SinaChavoshi opened this issue · comments
Using AI Platform hosted notebooks, we created an Jupyter notebook with the model that we are were planning to train and saved it. We created a separate notebook in which we had our runner wrapping script similar to
import tensorflow_cloud as tfc
tfc.run(
docker_config=tfc.DockerConfig(
image_build_bucket="somebucket",
parent_image="gcr.io/xyz"),
entry_point="model.ipynb",
distribution_strategy="auto",
worker_count=5,
requirements_txt='requirements.txt',
chief_config=tfc.COMMON_MACHINE_CONFIGS["CPU"],
worker_config=tfc.COMMON_MACHINE_CONFIGS["CPU"],
job_labels={
"job": "kaggle_competition",
"team": "base_line",
},
stream_logs=False
)
The run fails with error
/opt/conda/lib/python3.7/site-packages/tensorflow_cloud/core/preprocess.py in _get_colab_notebook_content()
207 def _get_colab_notebook_content():
208 """Returns the colab notebook python code contents."""
--> 209 response = _message.blocking_request("get_ipynb",
210 request="",
211 timeout_sec=200)
AttributeError: 'NoneType' object has no attribute 'blocking_request'
Would be nice to add support for this case were all requirements and a proper base image are directly provided for the remote run.
Any news on this?
Any updates?
Try the following - I did not run from an AI Platform notebook, but from a private GitLab instance, but the error seams to be related with the same bug (or inprecise code):
Within the tensorflow cloud code, there are detection to see if the code is running from a google-colab notebook or from a kaggle notebook.
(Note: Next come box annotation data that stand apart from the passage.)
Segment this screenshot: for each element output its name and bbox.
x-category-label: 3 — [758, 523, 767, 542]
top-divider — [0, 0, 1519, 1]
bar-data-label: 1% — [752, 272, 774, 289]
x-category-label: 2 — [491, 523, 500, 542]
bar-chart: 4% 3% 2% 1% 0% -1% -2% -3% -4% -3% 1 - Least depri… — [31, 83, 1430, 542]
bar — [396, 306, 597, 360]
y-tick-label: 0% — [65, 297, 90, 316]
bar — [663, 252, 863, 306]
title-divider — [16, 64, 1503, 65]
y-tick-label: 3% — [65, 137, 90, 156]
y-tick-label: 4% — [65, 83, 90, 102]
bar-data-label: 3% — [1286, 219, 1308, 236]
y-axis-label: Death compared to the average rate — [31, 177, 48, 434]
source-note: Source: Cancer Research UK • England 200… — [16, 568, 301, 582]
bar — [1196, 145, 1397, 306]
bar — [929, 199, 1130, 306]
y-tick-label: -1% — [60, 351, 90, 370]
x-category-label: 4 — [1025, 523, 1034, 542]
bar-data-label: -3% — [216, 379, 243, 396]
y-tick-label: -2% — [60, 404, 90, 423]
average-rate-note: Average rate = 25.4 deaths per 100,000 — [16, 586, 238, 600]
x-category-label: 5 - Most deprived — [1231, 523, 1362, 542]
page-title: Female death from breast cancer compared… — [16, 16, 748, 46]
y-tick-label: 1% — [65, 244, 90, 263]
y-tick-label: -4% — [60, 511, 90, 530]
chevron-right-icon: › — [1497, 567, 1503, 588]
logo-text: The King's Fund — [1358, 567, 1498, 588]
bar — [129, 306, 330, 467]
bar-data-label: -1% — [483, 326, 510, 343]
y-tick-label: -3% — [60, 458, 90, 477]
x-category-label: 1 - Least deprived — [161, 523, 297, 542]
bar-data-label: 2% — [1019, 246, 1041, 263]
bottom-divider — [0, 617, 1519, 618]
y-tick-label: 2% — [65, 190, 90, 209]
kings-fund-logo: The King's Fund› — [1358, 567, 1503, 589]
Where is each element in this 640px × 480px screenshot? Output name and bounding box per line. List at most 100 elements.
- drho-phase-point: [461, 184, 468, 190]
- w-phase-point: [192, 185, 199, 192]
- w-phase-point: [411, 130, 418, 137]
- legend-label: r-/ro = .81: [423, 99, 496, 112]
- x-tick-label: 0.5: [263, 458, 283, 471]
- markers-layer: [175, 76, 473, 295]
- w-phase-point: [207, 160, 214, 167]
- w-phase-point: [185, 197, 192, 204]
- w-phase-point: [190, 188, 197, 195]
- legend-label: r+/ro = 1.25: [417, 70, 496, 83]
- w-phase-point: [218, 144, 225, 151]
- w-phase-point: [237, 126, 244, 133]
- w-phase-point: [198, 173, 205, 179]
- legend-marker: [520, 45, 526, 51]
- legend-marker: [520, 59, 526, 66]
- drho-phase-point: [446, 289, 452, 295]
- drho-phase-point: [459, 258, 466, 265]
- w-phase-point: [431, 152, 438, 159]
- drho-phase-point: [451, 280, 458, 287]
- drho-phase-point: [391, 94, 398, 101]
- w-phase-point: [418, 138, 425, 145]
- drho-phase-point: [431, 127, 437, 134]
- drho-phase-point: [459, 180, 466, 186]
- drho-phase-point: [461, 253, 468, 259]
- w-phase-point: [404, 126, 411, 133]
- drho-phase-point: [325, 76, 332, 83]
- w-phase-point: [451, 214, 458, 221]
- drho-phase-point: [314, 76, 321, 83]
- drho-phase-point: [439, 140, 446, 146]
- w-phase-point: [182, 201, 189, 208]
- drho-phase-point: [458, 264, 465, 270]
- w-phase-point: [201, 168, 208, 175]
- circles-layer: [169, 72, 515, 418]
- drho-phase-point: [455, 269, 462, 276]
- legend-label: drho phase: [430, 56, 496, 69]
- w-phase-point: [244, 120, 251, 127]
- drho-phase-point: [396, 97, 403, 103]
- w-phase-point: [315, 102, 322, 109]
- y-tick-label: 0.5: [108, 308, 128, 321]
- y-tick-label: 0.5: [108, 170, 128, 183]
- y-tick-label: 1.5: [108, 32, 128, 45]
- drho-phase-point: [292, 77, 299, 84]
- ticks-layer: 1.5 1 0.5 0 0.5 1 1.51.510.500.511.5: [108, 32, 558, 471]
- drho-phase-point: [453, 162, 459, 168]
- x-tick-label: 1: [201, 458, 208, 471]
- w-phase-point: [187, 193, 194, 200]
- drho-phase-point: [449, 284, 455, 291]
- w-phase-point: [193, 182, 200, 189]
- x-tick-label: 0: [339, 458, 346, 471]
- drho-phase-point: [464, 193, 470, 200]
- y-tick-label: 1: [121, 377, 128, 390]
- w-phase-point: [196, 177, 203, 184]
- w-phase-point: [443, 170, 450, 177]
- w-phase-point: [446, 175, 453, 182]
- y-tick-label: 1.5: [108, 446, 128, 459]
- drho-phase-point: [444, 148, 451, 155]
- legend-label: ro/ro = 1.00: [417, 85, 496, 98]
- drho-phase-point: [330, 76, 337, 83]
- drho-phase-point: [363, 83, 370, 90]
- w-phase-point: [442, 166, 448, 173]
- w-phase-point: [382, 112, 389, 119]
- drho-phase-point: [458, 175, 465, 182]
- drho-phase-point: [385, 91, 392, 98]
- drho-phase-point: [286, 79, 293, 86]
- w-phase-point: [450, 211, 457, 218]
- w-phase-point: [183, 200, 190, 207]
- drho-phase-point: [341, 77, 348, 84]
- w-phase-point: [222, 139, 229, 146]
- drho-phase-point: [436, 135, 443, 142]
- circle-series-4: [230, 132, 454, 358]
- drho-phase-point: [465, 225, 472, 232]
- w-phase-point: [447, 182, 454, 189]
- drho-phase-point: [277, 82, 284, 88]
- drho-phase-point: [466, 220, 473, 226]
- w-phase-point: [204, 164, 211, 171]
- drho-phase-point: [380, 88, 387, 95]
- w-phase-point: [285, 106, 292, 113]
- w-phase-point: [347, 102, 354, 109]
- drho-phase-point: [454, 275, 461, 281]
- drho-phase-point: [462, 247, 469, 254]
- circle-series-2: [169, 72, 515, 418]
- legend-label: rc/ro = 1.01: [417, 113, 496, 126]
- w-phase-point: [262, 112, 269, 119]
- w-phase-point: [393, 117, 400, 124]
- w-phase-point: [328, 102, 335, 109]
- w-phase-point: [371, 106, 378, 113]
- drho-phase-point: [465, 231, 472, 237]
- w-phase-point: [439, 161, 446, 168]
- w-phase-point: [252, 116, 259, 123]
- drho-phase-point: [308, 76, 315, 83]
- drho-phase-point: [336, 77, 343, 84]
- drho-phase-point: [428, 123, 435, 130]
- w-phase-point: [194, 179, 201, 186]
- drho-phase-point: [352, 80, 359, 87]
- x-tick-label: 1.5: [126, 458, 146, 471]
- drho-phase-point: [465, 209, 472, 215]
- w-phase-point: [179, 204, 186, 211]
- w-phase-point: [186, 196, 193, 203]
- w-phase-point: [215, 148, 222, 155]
As you see in the error - it ran into the 'colab' branch which failed as it was not running from colab.
Within 'preprocess.py', the proper branch will be reached if the attribute 'called_from_notebook' got the value 'False'. The detection for this is in the 'run.py' module and checks if your 'IPython.get_ipython().class.name' contains the word "Shell".
For me (GitLab) it contains the word shell and the branching goes into the wrong direction.
Long story short. Quick and dirty fix:
`
def _called_from_notebook_FIX():
return False
from unittest.mock import patch
with patch('tensorflow_cloud.core.run._called_from_notebook', new=_called_from_notebook_FIX):
#tfc.run code here...`
Monkey-patching a 'False' into it and it runs for me. Someone (maybe me) should write a pull request on a better environment detection for tensorflow-cloud.